Nelson would have two IVs, one in each arm. He explained that, “[The doctors] take the blood out of one arm, send that blood to the centrifuge where they separate the plasma from the stem cell, then put the blood back in my arm through the other IV.”

However, on Jan. 21, at his final physical exam, before the planned stem cell extraction, Nelson was asked if he had sickle cell anemia, a blood disorder. “I said well I don’t have sickle cell, but I have the sickle cell trait,” Nelson explained. “[The doctors] said, ‘Well if you have the trait, you can’t do stem cell.’”

The doctors went back to the drawing board, and within a day, a new plan was set. This past Monday, Nelson was put under a local anesthetic to keep a steady watch on his breathing, while doctors extracted bone marrow and sent it to France.

Despite the setbacks and pain of the procedure, Nelson said, “If it’s just a little bit of pain for a little bit of time that can give someone years of joy, it’s all worth it.”

Nelson’s longtime close friend Salim Sivaad took to Twitter to share the story:

“Derrick was excited about the opportunity to save a life and submitted to retesting to confirm that match. When it came back positive, he didn’t hesitate to agree to donate,”

He explained Nelson “had passed his pre-surgery physical with flying colors …But something went horribly wrong. He went into cardiac arrest twice on the table.The doctors rushed to save his life while barely extracting the life-saving bone marrow. He was put into a medically-induced coma and they lowered his body temperature, desperately trying to save his brain function. Within an hour, his bone marrow was on the plane to France. Time and again, over the course of next month, Derrick’s doctors tried to revive him from the induced coma. They were unsuccessful each time.”

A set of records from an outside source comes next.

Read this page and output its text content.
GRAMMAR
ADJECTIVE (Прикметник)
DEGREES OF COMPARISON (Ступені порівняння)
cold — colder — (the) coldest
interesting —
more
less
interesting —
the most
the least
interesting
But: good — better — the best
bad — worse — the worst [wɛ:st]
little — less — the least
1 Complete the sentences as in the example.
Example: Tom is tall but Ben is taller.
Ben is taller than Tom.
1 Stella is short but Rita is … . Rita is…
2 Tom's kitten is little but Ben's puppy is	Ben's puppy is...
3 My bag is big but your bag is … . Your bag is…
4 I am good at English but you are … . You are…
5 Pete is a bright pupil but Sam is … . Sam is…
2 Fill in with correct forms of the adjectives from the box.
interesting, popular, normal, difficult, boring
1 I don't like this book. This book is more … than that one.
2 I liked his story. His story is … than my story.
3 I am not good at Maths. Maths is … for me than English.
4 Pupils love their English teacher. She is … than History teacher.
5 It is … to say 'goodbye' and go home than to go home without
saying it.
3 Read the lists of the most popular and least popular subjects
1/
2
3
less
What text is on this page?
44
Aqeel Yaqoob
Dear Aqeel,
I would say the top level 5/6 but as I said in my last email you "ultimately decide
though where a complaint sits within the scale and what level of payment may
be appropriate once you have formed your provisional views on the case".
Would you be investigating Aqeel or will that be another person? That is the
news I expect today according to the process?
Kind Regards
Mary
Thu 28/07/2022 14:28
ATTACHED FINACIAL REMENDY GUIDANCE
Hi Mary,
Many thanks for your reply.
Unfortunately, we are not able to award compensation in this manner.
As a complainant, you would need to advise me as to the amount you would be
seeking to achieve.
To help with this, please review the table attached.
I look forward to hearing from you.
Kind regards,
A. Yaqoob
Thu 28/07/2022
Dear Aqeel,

Sivaad said Nelson’s parents, both in their 90s, “his fiancée, and his fraternity brothers kept vigil by his bedside each day. He was surrounded by love.”

“And so my friend Derrick answered the final call to service and went home…today. Because of his sacrifice, a child in France knows a cancer-free future.”

And then Sivaad quoted Scripture.

“No one has greater love than this: to lay down his life for his friends.” John 15:13

His college fraternity, Omega Psi Phi, held a blood drive in 1996 and Nelson donated. More than two decades, that blood was a match and he had the opportunity to save a child’s life.

“My Frat brother, great friend and fellow educator has transitioned from labor to reward! Bro. Dr. Derrick Nelson, no words will articulate your impact on others! The selfless act will only acutely define the measure of you Man!”

“The told story of unselfish living: Brother Derrick Nelson gives up his life for another.”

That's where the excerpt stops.